Hace exactamente 203 años, en estos mismos días de 1822, las fuerzas otomanas bajo Kara-Ali desembarcaron en la isla de Quíos para reprimir brutalmente el levantamiento griego por la libertad.
Actuando bajo órdenes del Sultán, lo que siguió fue una de las atrocidades más horribles de la Guerra de Independencia de Grecia. Infantes, niños, hombres y ancianas son sacrificados sistemáticamente, mientras que miles de jóvenes mujeres y niños fueron capturados y vendidos como esclavitud.
De una población de alrededor de 123.000 griegos en la isla, aproximadamente 50.000 fueron masacrados. Otros 52.000 fueron esclavizados, mientras que sólo una pequeña fracción logró escapar o sobrevivir. La escala de la destrucción conmocionó a toda Europa y se convirtió en un símbolo de la brutalidad a la que se enfrentó durante la lucha por la independencia.

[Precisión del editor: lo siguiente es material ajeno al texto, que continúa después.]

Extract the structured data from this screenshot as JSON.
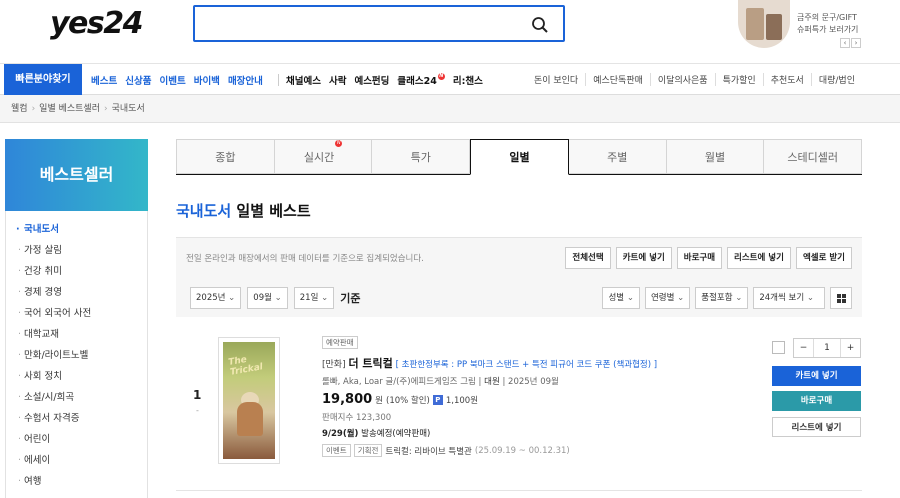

Las secuelas de esta tragedia inspirarían actos de venganza, sobre todo cuando Konstantinos Kanaris prendió fuego al buque insignia otomano, matando a Kara-Ali y dando un golpe que hizo eco en todo el Egeo.
Hoy, los restos de muchas víctimas descansan en lugares sagrados como el Nea Moni de Quíos y el Monasterio de Agios Minas, de pie como testigos silenciosos del sacrificio y el sufrimiento soportado por la libertad.
La memoria de Quíos sigue siendo un poderoso recordatorio del costo de la libertad y el espíritu duradero de aquellos que se negaron a someterse.